Inside the labs crafting slaughter-free meat
Inside the labs crafting slaughter-free meat 03:38

The CBS News series Down to Earth is a partnership with Facebook Watch that showcases unique storytelling. In this installment, Seth Doane traveled to high-tech laboratories in Israel to see how slaughter-free meat is made.


This truly qualifies as "experimenting" in the kitchen, not the recipe, but the steak itself. At a laboratory near Tel Aviv, Aleph Farms is growing steak from the stem cells of cows. The CBS News crew reporting the story had to sign a waiver just to try it.

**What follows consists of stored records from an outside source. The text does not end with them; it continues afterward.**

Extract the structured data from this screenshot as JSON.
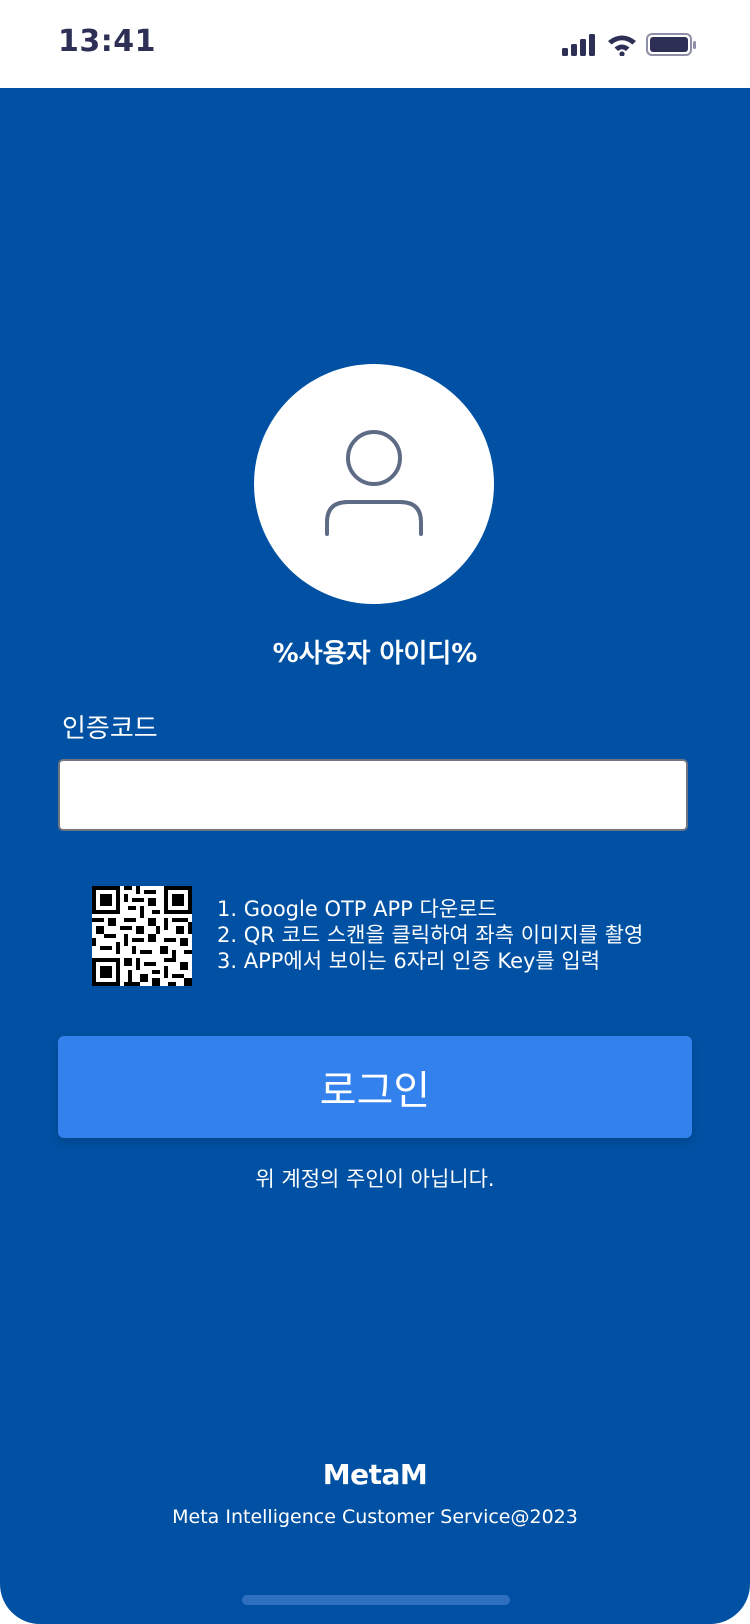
{
  "status_bar": {
    "time": "13:41"
  },
  "profile": {
    "username": "%사용자 아이디%"
  },
  "auth": {
    "label": "인증코드",
    "input_value": "",
    "input_placeholder": ""
  },
  "instructions": {
    "line1": "1. Google OTP APP 다운로드",
    "line2": "2. QR 코드 스캔을 클릭하여 좌측 이미지를 촬영",
    "line3": "3. APP에서 보이는 6자리 인증 Key를 입력"
  },
  "actions": {
    "login_label": "로그인",
    "not_owner_label": "위 계정의 주인이 아닙니다."
  },
  "footer": {
    "brand": "MetaM",
    "copyright": "Meta Intelligence Customer Service@2023"
  },
  "colors": {
    "background": "#0051a3",
    "button": "#3381ec",
    "status_text": "#2d2f55",
    "avatar_stroke": "#5d6b84"
  },
  "icons": {
    "signal": "cellular-signal-icon",
    "wifi": "wifi-icon",
    "battery": "battery-icon",
    "avatar": "user-icon",
    "qr": "qr-code-icon"
  }
}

"We can produce meat more efficiently in a way which is more ethical, more sustainable and healthier," Aleph Farms CEO Didier Toubia said.

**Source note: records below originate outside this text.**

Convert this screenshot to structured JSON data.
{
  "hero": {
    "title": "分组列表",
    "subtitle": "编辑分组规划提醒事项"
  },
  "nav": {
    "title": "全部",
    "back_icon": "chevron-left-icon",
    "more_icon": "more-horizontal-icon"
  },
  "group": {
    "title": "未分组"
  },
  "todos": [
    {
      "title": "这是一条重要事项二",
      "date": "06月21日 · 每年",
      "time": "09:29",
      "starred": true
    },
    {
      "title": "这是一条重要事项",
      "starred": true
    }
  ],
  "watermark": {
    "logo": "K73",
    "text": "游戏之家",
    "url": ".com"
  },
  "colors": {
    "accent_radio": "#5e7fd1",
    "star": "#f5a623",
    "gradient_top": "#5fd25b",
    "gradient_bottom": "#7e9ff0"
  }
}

Environmentalists say we should be eating less meat. According to the United Nations, farming animals is one of the most dangerous sources of greenhouse gases and water pollution.

"Right now, most of the agriculture is there to feed the animals," Erel Margalit said.

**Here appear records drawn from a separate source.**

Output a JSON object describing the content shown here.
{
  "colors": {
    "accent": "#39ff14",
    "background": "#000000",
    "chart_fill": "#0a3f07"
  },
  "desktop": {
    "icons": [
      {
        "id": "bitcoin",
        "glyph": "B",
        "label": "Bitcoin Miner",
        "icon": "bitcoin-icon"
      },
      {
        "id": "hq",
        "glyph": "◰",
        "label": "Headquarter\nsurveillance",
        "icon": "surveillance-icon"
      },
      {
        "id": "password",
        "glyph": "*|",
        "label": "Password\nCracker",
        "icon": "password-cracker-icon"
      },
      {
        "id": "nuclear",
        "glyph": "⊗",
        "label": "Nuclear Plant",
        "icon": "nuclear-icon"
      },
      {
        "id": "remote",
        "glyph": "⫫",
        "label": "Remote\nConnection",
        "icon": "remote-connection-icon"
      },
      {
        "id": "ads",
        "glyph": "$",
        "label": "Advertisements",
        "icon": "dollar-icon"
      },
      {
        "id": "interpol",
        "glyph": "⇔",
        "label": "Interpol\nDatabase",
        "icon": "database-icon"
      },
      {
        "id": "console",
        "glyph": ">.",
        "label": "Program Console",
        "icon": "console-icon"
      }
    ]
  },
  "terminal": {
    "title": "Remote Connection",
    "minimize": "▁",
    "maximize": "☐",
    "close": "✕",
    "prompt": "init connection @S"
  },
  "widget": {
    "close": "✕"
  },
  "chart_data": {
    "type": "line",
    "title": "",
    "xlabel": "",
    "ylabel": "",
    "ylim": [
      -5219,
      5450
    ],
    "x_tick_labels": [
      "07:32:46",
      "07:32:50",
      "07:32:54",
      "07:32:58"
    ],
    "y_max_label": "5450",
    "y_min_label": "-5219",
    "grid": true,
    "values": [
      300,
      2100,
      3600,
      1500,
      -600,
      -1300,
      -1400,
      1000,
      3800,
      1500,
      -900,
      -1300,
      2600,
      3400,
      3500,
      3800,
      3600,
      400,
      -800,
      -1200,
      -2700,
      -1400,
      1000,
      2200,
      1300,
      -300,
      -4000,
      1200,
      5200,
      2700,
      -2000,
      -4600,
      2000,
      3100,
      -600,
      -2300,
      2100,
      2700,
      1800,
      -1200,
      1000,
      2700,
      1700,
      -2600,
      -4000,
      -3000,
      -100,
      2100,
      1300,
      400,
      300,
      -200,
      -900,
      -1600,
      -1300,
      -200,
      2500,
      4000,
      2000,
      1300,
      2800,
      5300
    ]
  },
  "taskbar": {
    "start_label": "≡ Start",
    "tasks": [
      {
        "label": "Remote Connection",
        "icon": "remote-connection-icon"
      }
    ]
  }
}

Margalit is a billionaire investor in so-called "food technology," including what he calls "clean meat" made in the lab. He said humans cannot continue to eat the way we currently eat because the planet will not sustain it.

"We need to change the way agriculture and food are being produced," Margalit said.

At SuperMeat, they extract stem cells from chickens. Those stem cells can become any type of cell, so by tweaking the mix of proteins and amino acids, they can direct them to become whatever they need: muscle, fat or connective tissue.

"The beauty with cell-based meat is that once you've established the cell bank you don't need the chicken anymore," CEO Ido Savir said. "So, theoretically, one chicken could feed the world."

And, Savir added, they'll be able to produce exactly the "cuts" of meat desired. A vegan himself, Savir thinks there's also potential for consumers who object to killing an animal.

One of the many hurdles is the sci-fi aspect of all of this, and Savir hopes minds will be changed at the table with the first lab-produced meat likely served in restaurants within a few years.

And as to our taste of the future? It was surprisingly normal.

"I think that once it's massly produced and distributed it'll just be called 'meat' because that's what it is," Savir said.